L'eccesso, in questo mercato, si troverebbe nel settore hitech, per la precisione in quelle azioni che l'esperto definisce tecnologie “glam" come Amazon, Tesla e Netflix (Xetra: 552484 - notizie) , azioni a grande e grandissima capitalizzazione, che saranno le prime vittime dell'emorragia del prossimo mercato orso. Attualmente, il 25% dell'S & P 500 è composto da titoli tecnologici e per giunta mega cap come Amazon e Netflix, per l'appunto, e saranno proprio loro che, da aggregatori, diventeranno presto disgregatori. Nonostante la recente correzione, l'esperto sottolinea che proprio Amazon e Netflix, ma anche altri grandi titoli tecnologici a larga capitalizzazione, stanno andando meglio rispetto alla media con la prima che è arrivata a segnare un +26% mentre la seconda ha toccato la punta del +46% solo dall'inizio dell'anno, contro il +1% dell'intero S&P500. Ma proprio quest'ottimismo, paradossalmente, potrebbe essere la conferma della teoria di Smead che vede in arrivo la caduta delle quotazioni.

La view di Goldman e JP Morgan


E' pur vero che le paure di un aumento dell'inflazione e di un rincaro delle strette sul costo del denaro da parte della Fed sono state al centro delle attenzioni e soprattuto causa pregnante del ritorno della volatilità, ma secondo Mark Grant, amministratore delegato e capo stratega globale di B. Riley FBR Inc, resta il fatto che il mercato, così facendo, rischia di ignorare una delle migliori stagioni degli utili della storia concentrandosi prevalentemente su rendimenti obbligazionari in aumento (sul decennale Usa in particolare che nei giorni scorsi ha sfiorato la soglia del 3%).

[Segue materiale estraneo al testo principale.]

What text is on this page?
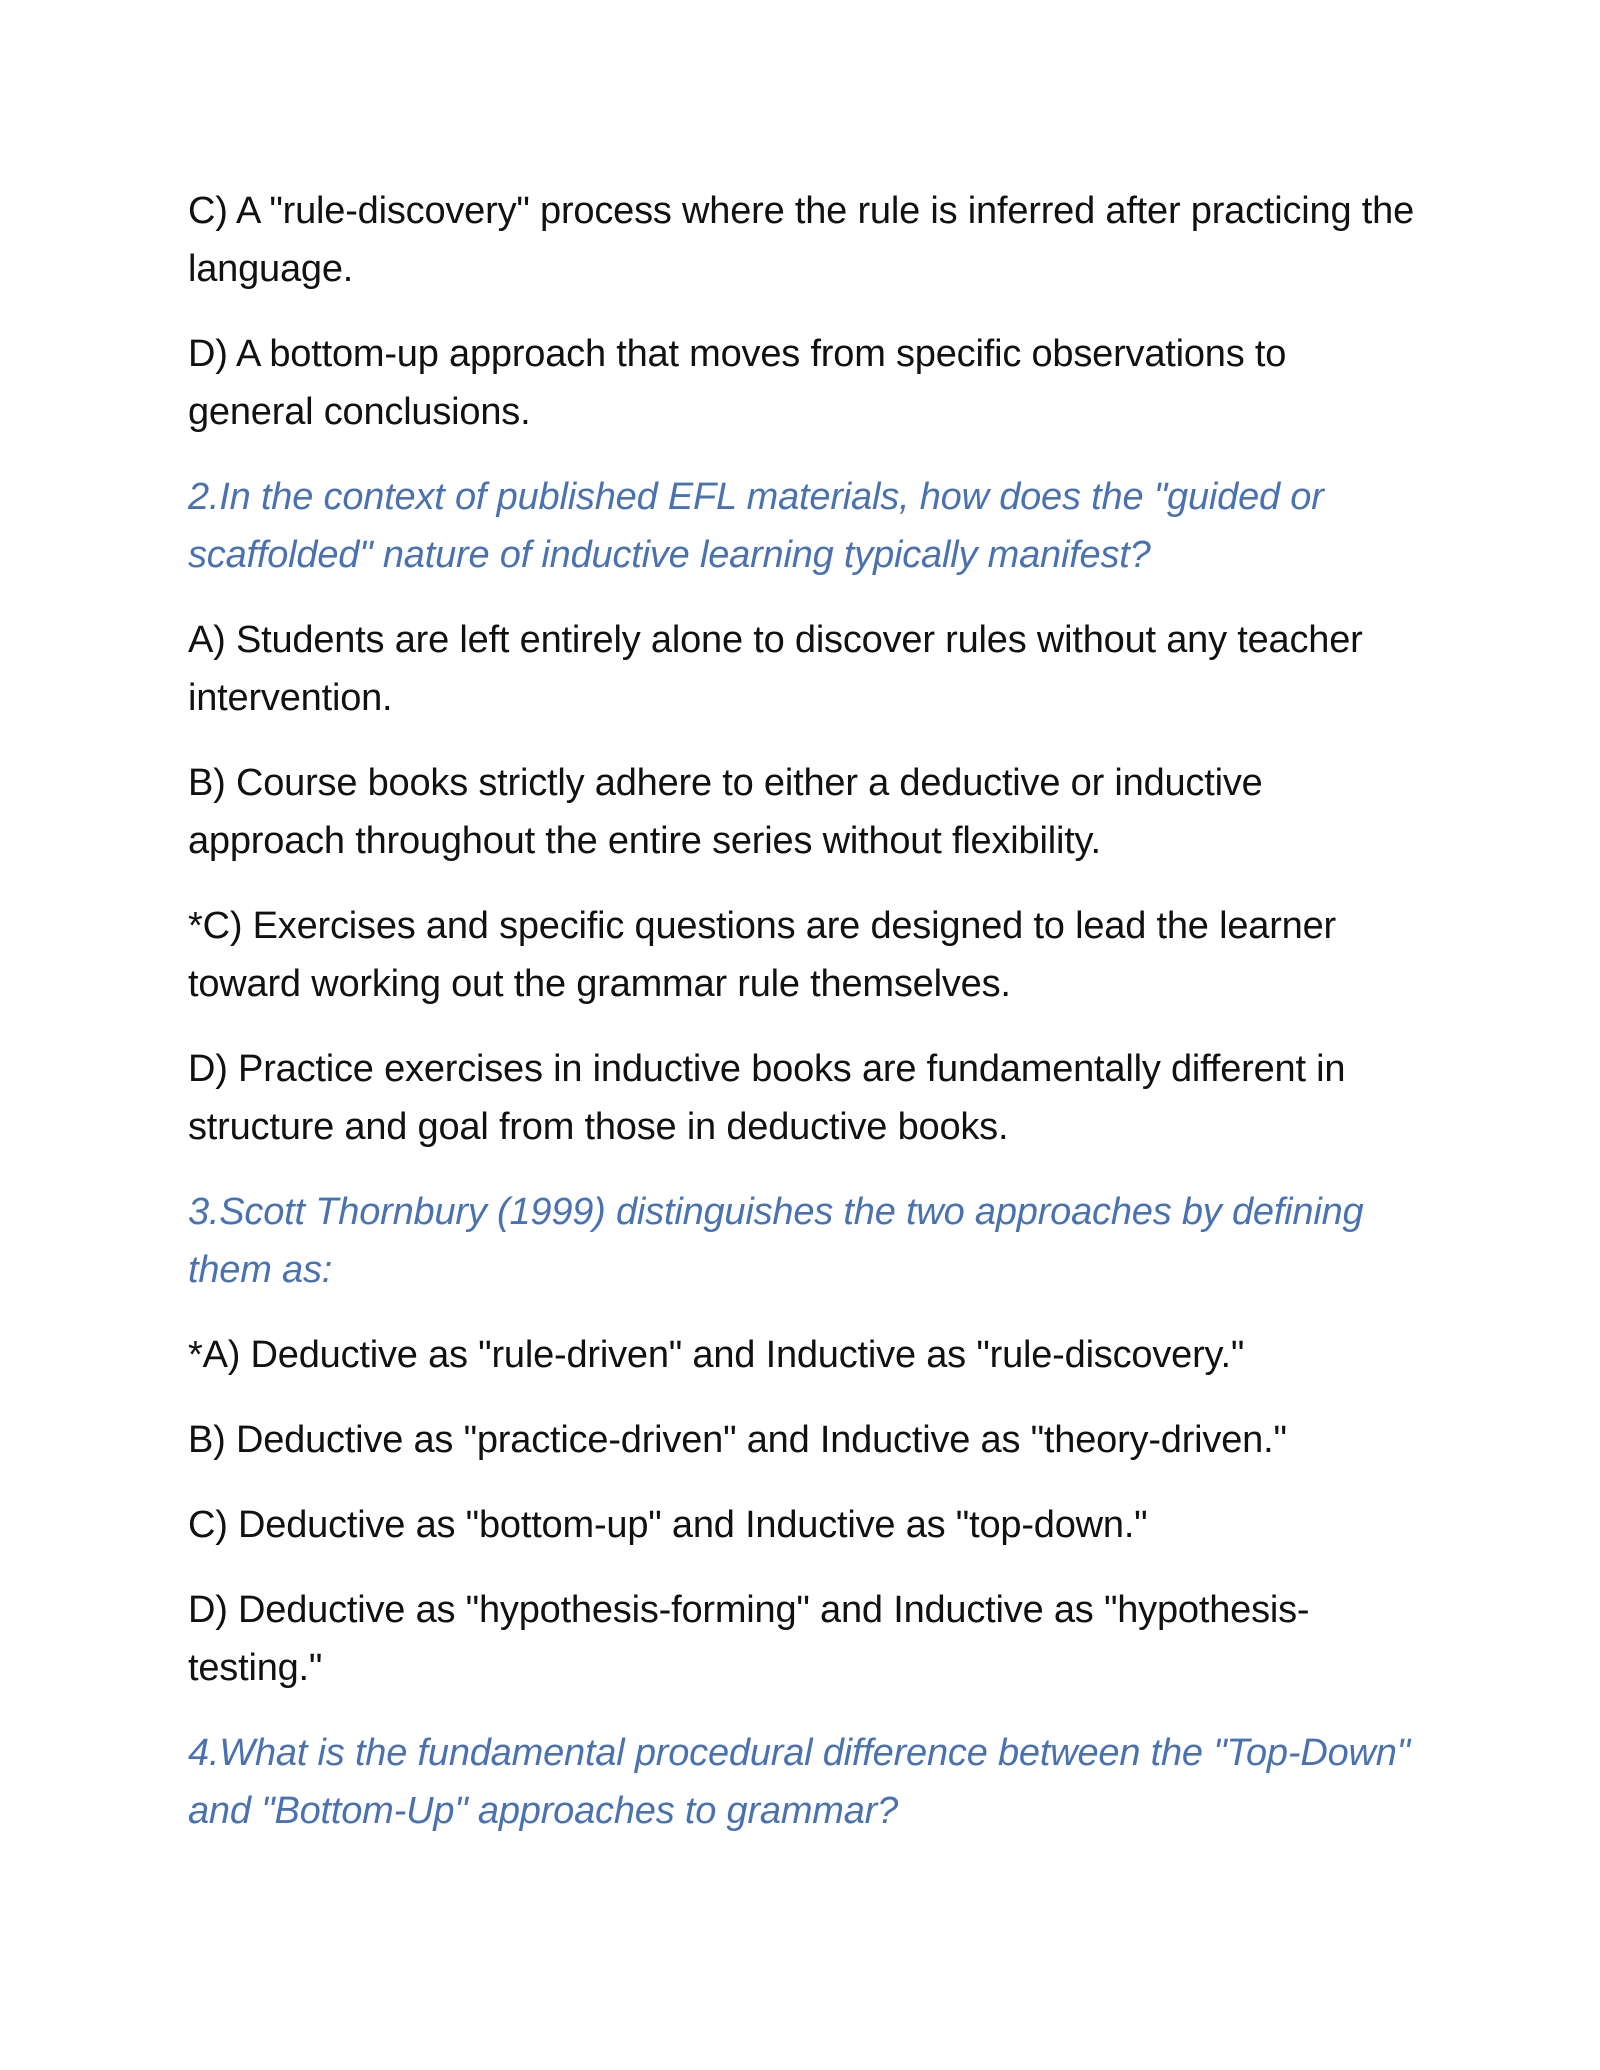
C) A "rule-discovery" process where the rule is inferred after practicing the language.

D) A bottom-up approach that moves from specific observations to general conclusions.

2.In the context of published EFL materials, how does the "guided or scaffolded" nature of inductive learning typically manifest?

A) Students are left entirely alone to discover rules without any teacher intervention.

B) Course books strictly adhere to either a deductive or inductive approach throughout the entire series without flexibility.

*C) Exercises and specific questions are designed to lead the learner toward working out the grammar rule themselves.

D) Practice exercises in inductive books are fundamentally different in structure and goal from those in deductive books.

3.Scott Thornbury (1999) distinguishes the two approaches by defining them as:

*A) Deductive as "rule-driven" and Inductive as "rule-discovery."

B) Deductive as "practice-driven" and Inductive as "theory-driven."

C) Deductive as "bottom-up" and Inductive as "top-down."

D) Deductive as "hypothesis-forming" and Inductive as "hypothesis-testing."

4.What is the fundamental procedural difference between the "Top-Down" and "Bottom-Up" approaches to grammar?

Con la stagione degli utili quasi alla fine ('80% delle aziende ha già pubblicato i resoconti), Goldman Sachs fa notare come oltre il 54% di queste abbia dato segnali positivi, la più alta percentuale dal 2010 ad oggi. Anche JP Morgan Chase&Co getta acqua sul fuoco dell'allarmismo e vede il prossimo contesto inflazionistico come positivo: Mislav Matejka, amministratore delegato di JP Morgan ricorda che

"Storicamente, le azioni tendevano a fornire i loro migliori rendimenti in un regime di inflazione tra l'1 e il 3%, come quello che stiamo prevedendo ora, ovvero un equilibrio all'interno del quale le azioni forniscono, in un certo senso, una copertura naturale contro l'inflazione stessa in quanto producono guadagni nominali e crescita”.